The announcement was made tonight [Thursday 19 November] at a reception at St James’s Palace, which was attended by Professor Hugh Brady, Vice-Chancellor and President of the University of Bristol and Dr Matt Watson, Reader in Natural Hazards in the School of Earth Sciences.

Professor Brady said: “The University is delighted to receive such a prestigious award which recognises the deep and far-reaching impact of research carried out by Bristol scientists.

“The work of our volcanology research group has had real and lasting impacts throughout the world, making people’s lives safer, contributing to more resilient societies, ensuring safer international travel and protecting essential infrastructure.”

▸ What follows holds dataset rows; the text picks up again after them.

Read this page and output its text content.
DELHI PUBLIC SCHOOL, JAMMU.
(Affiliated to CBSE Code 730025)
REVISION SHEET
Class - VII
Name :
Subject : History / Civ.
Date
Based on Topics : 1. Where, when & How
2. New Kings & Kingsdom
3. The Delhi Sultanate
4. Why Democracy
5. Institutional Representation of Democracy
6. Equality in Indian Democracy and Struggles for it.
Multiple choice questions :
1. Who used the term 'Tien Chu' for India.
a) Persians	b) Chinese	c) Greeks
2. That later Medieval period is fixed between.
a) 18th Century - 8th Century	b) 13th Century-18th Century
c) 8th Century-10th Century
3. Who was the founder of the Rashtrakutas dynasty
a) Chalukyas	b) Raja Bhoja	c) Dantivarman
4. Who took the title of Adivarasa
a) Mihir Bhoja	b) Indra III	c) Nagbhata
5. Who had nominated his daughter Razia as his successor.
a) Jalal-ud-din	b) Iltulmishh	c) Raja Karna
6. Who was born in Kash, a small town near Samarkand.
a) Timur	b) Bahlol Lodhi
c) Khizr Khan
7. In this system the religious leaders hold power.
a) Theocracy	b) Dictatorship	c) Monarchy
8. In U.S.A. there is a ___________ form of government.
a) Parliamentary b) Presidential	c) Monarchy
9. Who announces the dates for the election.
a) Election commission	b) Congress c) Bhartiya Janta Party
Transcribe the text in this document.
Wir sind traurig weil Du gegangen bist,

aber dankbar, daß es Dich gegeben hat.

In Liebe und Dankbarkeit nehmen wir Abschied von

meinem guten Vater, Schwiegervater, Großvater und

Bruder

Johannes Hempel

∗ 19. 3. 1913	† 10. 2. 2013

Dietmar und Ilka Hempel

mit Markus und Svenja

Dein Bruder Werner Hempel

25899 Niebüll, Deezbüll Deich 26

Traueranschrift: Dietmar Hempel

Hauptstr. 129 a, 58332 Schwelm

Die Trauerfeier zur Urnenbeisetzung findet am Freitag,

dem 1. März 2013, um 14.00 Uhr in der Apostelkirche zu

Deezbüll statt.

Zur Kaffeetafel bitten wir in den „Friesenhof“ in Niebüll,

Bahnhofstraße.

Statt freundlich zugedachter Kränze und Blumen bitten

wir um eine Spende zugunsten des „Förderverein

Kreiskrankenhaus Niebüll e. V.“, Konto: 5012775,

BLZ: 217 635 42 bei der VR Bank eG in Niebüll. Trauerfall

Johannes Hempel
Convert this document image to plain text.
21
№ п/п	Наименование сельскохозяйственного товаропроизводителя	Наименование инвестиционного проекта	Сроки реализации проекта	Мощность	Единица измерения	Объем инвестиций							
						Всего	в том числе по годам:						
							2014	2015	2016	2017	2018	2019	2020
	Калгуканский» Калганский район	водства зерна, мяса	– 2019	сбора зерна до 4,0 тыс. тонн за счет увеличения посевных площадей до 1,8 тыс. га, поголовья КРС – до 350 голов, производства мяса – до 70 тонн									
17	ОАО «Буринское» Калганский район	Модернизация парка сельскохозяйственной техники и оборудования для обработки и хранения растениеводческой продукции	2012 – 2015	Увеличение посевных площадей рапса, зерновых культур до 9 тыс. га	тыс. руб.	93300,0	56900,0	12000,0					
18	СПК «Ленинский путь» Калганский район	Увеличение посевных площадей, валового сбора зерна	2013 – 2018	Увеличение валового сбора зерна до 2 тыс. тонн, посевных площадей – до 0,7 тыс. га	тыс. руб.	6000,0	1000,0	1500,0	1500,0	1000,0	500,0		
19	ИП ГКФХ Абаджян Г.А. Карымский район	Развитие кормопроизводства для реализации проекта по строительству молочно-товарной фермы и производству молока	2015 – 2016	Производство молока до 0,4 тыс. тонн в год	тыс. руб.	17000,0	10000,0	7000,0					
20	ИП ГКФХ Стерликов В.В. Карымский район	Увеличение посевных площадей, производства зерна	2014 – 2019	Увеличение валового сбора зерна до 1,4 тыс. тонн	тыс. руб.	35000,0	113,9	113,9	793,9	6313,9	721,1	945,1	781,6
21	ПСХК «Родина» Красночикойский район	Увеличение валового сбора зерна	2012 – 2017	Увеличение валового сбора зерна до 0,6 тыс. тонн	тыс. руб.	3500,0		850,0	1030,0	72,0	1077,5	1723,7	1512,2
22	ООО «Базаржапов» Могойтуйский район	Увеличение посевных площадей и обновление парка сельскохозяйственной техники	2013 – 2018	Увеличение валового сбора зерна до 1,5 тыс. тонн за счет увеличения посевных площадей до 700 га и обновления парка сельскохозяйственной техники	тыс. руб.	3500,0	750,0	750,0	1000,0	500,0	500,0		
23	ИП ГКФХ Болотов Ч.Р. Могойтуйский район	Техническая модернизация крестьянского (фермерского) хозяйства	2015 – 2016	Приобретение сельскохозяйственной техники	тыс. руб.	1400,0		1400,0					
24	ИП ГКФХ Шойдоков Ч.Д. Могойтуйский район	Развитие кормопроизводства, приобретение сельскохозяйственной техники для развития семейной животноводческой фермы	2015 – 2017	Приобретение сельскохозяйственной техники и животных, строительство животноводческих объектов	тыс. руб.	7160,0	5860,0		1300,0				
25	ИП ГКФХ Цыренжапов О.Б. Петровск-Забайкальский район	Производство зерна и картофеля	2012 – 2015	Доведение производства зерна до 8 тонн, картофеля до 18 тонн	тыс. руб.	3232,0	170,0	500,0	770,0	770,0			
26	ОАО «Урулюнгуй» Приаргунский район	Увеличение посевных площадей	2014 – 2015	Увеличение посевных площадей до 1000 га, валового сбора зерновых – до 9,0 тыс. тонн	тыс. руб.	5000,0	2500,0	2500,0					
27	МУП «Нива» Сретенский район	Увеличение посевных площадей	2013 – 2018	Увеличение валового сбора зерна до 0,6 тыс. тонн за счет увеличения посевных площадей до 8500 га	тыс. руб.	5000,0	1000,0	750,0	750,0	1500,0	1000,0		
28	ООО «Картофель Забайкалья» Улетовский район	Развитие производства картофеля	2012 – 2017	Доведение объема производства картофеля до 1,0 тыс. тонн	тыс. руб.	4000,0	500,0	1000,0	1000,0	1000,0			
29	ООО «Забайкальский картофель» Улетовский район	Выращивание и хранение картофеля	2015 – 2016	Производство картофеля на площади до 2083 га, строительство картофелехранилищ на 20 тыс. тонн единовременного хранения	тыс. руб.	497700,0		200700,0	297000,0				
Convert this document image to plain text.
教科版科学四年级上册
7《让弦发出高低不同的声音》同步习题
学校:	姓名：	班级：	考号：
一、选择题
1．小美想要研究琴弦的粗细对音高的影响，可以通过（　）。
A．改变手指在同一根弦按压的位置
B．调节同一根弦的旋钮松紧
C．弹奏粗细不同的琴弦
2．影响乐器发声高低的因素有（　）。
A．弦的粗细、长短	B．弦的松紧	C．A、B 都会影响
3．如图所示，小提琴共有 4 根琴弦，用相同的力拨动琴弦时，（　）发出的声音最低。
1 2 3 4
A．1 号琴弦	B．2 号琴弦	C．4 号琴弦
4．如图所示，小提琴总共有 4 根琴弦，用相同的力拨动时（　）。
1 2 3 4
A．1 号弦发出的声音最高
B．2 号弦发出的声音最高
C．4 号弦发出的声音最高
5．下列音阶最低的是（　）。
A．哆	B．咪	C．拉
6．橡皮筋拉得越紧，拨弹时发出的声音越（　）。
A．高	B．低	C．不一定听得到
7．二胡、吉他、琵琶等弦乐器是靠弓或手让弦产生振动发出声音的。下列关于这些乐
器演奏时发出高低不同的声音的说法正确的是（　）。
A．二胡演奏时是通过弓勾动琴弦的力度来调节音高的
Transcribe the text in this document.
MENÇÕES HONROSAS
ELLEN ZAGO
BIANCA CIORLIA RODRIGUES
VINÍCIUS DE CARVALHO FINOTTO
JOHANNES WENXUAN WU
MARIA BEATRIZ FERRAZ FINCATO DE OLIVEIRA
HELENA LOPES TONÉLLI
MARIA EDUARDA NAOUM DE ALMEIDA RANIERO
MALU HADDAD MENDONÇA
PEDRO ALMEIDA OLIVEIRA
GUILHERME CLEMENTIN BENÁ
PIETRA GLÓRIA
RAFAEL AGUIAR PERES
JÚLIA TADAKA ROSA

Professor Katharine Cashman, head of the Volcanology Research Group and Natural Hazards research theme lead for the Cabot Institute said: “This is a real honour not only for the volcanology group, but also for all of our colleagues at the University of Bristol, in the UK and in the international community, who are committed to working together to improve our resilience to volcanic hazards around the world.”

The Queen will present the prestigious accolade, which is part of the UK’s national Honours system, to the University during a ceremony at Buckingham Palace next year.

In this 11th round of the prestigious awards, 21 UK universities and colleges were awarded Prizes recognizing a wide range of innovative work across many different disciplines.

Jo Johnson, Minister for Universities and Science said: “The UK is a world leader in science and research and The Queen’s Anniversary Prizes celebrate the achievements of our universities and colleges.  The outstanding academics recognised with these awards bring benefits to the everyday lives of millions of people in the UK and deserve this high honour for their work.”

The Queen’s Anniversary Prizes are awarded every two years to universities and colleges who submit work judged to show excellence, innovation, impact and benefit for the institution itself and for people and society generally in the wider world.  Established in 1993, they are organised by the Royal Anniversary Trust.